La Safinamide è un alfa amminoacido derivato somministrato per via orale. Gli studi condotti fin spiegano che la molecola agisca con un duplice effetto basato sull’incremento della funzione dopaminergica inibendo la MAO-B (enzima responsabile del catabolismo della dopamina stessa) e la riduzione dell’attività glutammatergica inibendo il rilascio di glutammato (principale neurotrasmettitore eccitatorio del sistema nervoso centrale) riducendo i tremori.

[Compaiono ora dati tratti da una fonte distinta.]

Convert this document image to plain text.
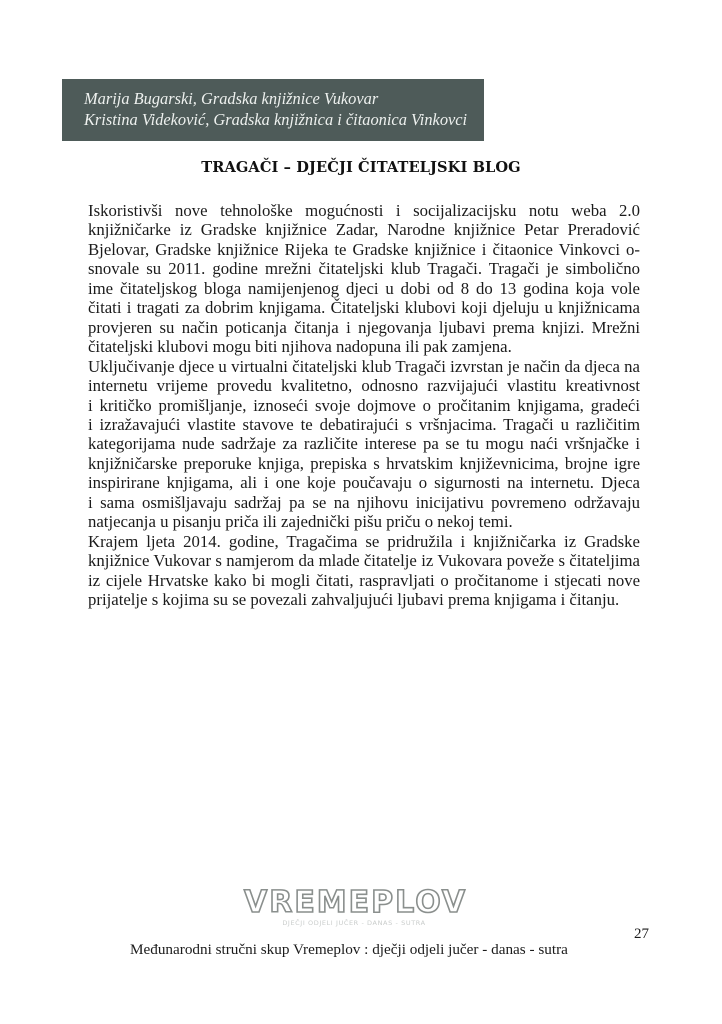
Marija Bugarski, Gradska knjižnice Vukovar
Kristina Videković, Gradska knjižnica i čitaonica Vinkovci
TRAGAČI – DJEČJI ČITATELJSKI BLOG
Iskoristivši nove tehnološke mogućnosti i socijalizacijsku notu weba 2.0
knjižničarke iz Gradske knjižnice Zadar, Narodne knjižnice Petar Preradović
Bjelovar, Gradske knjižnice Rijeka te Gradske knjižnice i čitaonice Vinkovci o-
snovale su 2011. godine mrežni čitateljski klub Tragači. Tragači je simbolično
ime čitateljskog bloga namijenjenog djeci u dobi od 8 do 13 godina koja vole
čitati i tragati za dobrim knjigama. Čitateljski klubovi koji djeluju u knjižnicama
provjeren su način poticanja čitanja i njegovanja ljubavi prema knjizi. Mrežni
čitateljski klubovi mogu biti njihova nadopuna ili pak zamjena.
Uključivanje djece u virtualni čitateljski klub Tragači izvrstan je način da djeca na
internetu vrijeme provedu kvalitetno, odnosno razvijajući vlastitu kreativnost
i kritičko promišljanje, iznoseći svoje dojmove o pročitanim knjigama, gradeći
i izražavajući vlastite stavove te debatirajući s vršnjacima. Tragači u različitim
kategorijama nude sadržaje za različite interese pa se tu mogu naći vršnjačke i
knjižničarske preporuke knjiga, prepiska s hrvatskim književnicima, brojne igre
inspirirane knjigama, ali i one koje poučavaju o sigurnosti na internetu. Djeca
i sama osmišljavaju sadržaj pa se na njihovu inicijativu povremeno održavaju
natjecanja u pisanju priča ili zajednički pišu priču o nekoj temi.
Krajem ljeta 2014. godine, Tragačima se pridružila i knjižničarka iz Gradske
knjižnice Vukovar s namjerom da mlade čitatelje iz Vukovara poveže s čitateljima
iz cijele Hrvatske kako bi mogli čitati, raspravljati o pročitanome i stjecati nove
prijatelje s kojima su se povezali zahvaljujući ljubavi prema knjigama i čitanju.
VREMEPLOV
DJEČJI ODJELI JUČER - DANAS - SUTRA
Međunarodni stručni skup Vremeplov : dječji odjeli jučer - danas - sutra
27
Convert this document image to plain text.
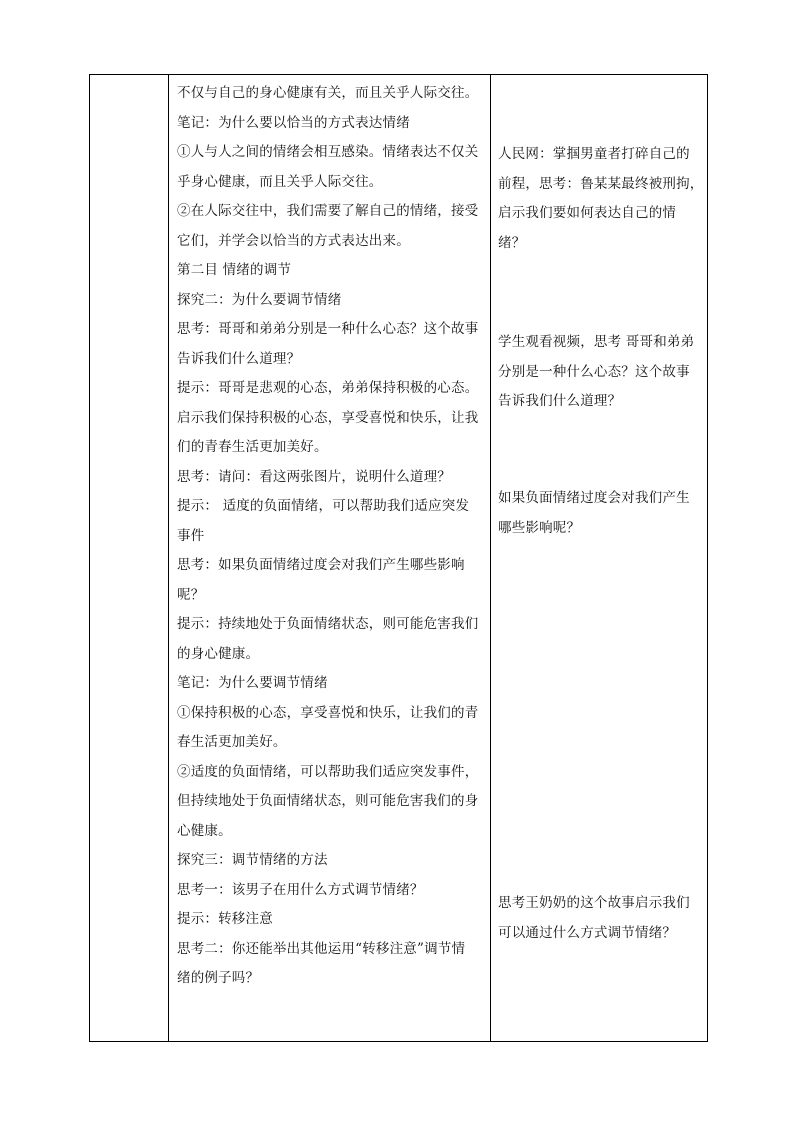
不仅与自己的身心健康有关，而且关乎人际交往。

笔记：为什么要以恰当的方式表达情绪

①人与人之间的情绪会相互感染。情绪表达不仅关

乎身心健康，而且关乎人际交往。

②在人际交往中，我们需要了解自己的情绪，接受

它们，并学会以恰当的方式表达出来。

第二目 情绪的调节

探究二：为什么要调节情绪

思考：哥哥和弟弟分别是一种什么心态？这个故事

告诉我们什么道理？

提示：哥哥是悲观的心态，弟弟保持积极的心态。

启示我们保持积极的心态，享受喜悦和快乐，让我

们的青春生活更加美好。

思考：请问：看这两张图片，说明什么道理？

提示： 适度的负面情绪，可以帮助我们适应突发

事件

思考：如果负面情绪过度会对我们产生哪些影响

呢？

提示：持续地处于负面情绪状态，则可能危害我们

的身心健康。

笔记：为什么要调节情绪

①保持积极的心态，享受喜悦和快乐，让我们的青

春生活更加美好。

②适度的负面情绪，可以帮助我们适应突发事件，

但持续地处于负面情绪状态，则可能危害我们的身

心健康。

探究三：调节情绪的方法

思考一：该男子在用什么方式调节情绪？

提示：转移注意

思考二：你还能举出其他运用“转移注意”调节情

绪的例子吗？

人民网：掌掴男童者打碎自己的

前程，思考：鲁某某最终被刑拘，

启示我们要如何表达自己的情

绪？

学生观看视频，思考 哥哥和弟弟

分别是一种什么心态？这个故事

告诉我们什么道理？

如果负面情绪过度会对我们产生

哪些影响呢？

思考王奶奶的这个故事启示我们

可以通过什么方式调节情绪？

La somministrazione aggiuntiva al trattamento con levo-dopa di Safinamide al dosaggio di 50 o 100 mg die aumenta in modo significativo il tempo totale “on” (situazione di mobilità) e diminuisce il tempo “off” (improvvisa incapacità di muoversi) riducendo i sintomi della malattia stessa senza peggiorare la discinesia. Il nome commerciale della molecola è Xadago disponibile sotto forma di compresse, può essere ottenuto soltanto con prescrizione medica.
Ovviamente come tutti gli altri farmaci anche Xadago presenta degli effetti indesiderati che possono riguardare 1 persona su 10. Quest’effetti sono: insonnia, discinesia, sonnolenza, torpore, mal di testa, cataratta, ipotensione ortostatica, nausea e cadute. Il comitato per i medicinali per uso umano (CHMP) valutando tutti questi effetti ha deciso che i benefici di Xadago sono superiori ai rischi .
È stato elaborato un piano di gestione dei rischi per garantire che il farmaco sia usato nel modo più sicuro possibile. Per maggiori informazioni sulla terapia con Xanago è sempre consigliato rivolgersi al vostro farmacista di fiducia.